For New Horizons, the big moment of glory came in 2015, when it flew past Pluto. Yet its work isn’t done. The spacecraft is traveling through the Kuiper Belt — a zone of icy bodies beyond the orbit of Neptune, the Sun’s most remote major planet. It flew close to one of those bodies in 2019. Now, it’s scanning other members of the belt from long range. It’s also studying the outer regions of the Sun’s magnetic “bubble,” and looking into deep space.
New Horizons is expected to keep going into the next decade. So scientists are taking advantage of its position, more than five billion miles away. It’s near the edge of the Sun’s region of magnetic influence. It’s only the fifth spacecraft to journey that far. It’s headed in a different direction from the others, so it’s giving scientists a 3-D look at that zone.

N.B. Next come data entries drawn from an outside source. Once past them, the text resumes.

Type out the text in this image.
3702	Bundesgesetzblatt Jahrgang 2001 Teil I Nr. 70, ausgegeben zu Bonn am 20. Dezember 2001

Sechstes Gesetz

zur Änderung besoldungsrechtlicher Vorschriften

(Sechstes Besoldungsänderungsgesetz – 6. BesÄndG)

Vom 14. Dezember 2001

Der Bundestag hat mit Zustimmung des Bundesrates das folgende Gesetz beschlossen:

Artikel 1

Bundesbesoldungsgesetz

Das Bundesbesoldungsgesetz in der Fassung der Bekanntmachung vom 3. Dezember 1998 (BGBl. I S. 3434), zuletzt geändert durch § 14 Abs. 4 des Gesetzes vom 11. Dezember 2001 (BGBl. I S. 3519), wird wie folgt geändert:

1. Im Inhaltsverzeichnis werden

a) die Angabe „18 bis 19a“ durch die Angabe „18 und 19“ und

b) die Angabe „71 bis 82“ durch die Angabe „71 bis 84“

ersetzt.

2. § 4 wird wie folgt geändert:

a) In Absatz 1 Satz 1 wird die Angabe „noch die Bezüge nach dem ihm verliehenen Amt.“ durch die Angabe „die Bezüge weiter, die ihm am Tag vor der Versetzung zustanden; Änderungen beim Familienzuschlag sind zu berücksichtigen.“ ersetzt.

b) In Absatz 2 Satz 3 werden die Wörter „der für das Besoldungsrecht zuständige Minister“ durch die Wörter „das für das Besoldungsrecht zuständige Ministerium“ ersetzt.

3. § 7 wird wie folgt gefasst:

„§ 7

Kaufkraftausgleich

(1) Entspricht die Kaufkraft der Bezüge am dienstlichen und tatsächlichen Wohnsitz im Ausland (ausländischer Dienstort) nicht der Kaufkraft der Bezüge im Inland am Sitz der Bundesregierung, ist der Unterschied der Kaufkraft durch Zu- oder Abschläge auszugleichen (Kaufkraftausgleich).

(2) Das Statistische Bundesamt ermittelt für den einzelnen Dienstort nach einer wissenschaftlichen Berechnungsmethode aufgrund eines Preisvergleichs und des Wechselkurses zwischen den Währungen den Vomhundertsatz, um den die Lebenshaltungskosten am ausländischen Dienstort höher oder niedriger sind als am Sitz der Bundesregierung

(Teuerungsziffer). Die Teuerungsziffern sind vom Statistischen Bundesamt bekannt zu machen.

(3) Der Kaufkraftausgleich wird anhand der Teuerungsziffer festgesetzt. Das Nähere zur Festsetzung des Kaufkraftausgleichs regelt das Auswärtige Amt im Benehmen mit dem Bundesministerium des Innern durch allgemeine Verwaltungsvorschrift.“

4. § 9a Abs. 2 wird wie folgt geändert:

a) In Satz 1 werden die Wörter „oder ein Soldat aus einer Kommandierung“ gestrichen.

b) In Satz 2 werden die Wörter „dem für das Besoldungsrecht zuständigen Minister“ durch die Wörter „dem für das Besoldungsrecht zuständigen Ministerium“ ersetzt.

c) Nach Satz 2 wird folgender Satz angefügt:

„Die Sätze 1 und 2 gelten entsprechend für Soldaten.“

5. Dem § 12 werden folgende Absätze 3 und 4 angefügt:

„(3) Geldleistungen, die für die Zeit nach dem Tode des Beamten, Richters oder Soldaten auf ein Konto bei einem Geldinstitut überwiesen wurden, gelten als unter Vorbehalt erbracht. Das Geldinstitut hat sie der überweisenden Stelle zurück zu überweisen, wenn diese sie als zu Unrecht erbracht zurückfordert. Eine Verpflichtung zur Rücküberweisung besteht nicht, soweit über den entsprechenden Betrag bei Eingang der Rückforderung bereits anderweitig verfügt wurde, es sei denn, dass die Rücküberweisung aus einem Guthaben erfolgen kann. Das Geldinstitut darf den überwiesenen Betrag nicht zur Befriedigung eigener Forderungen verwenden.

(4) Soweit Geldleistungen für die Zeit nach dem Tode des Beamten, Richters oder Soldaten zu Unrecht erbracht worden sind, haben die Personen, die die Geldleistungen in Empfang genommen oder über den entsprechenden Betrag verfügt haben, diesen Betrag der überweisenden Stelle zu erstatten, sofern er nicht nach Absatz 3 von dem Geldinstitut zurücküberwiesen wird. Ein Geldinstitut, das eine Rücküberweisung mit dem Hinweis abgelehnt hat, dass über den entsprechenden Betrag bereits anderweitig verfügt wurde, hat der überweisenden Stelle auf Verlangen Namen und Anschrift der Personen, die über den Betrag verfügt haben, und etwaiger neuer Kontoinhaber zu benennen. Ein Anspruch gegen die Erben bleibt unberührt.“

The view of deep space from the Kuiper Belt is especially dark, so New Horizons’ instruments have a good view of it. They’ve discovered that the space between galaxies is brighter than expected. A recent study suggests that glow could be produced by particles of dark matter interacting with each other.
Astronomers are looking for new members of the Kuiper Belt for New Horizons to study. That’s resulted in the discovery of hundreds of objects. If things work out, they might even find one that New Horizons could fly close to — one last moment of glory for a hard-working spacecraft.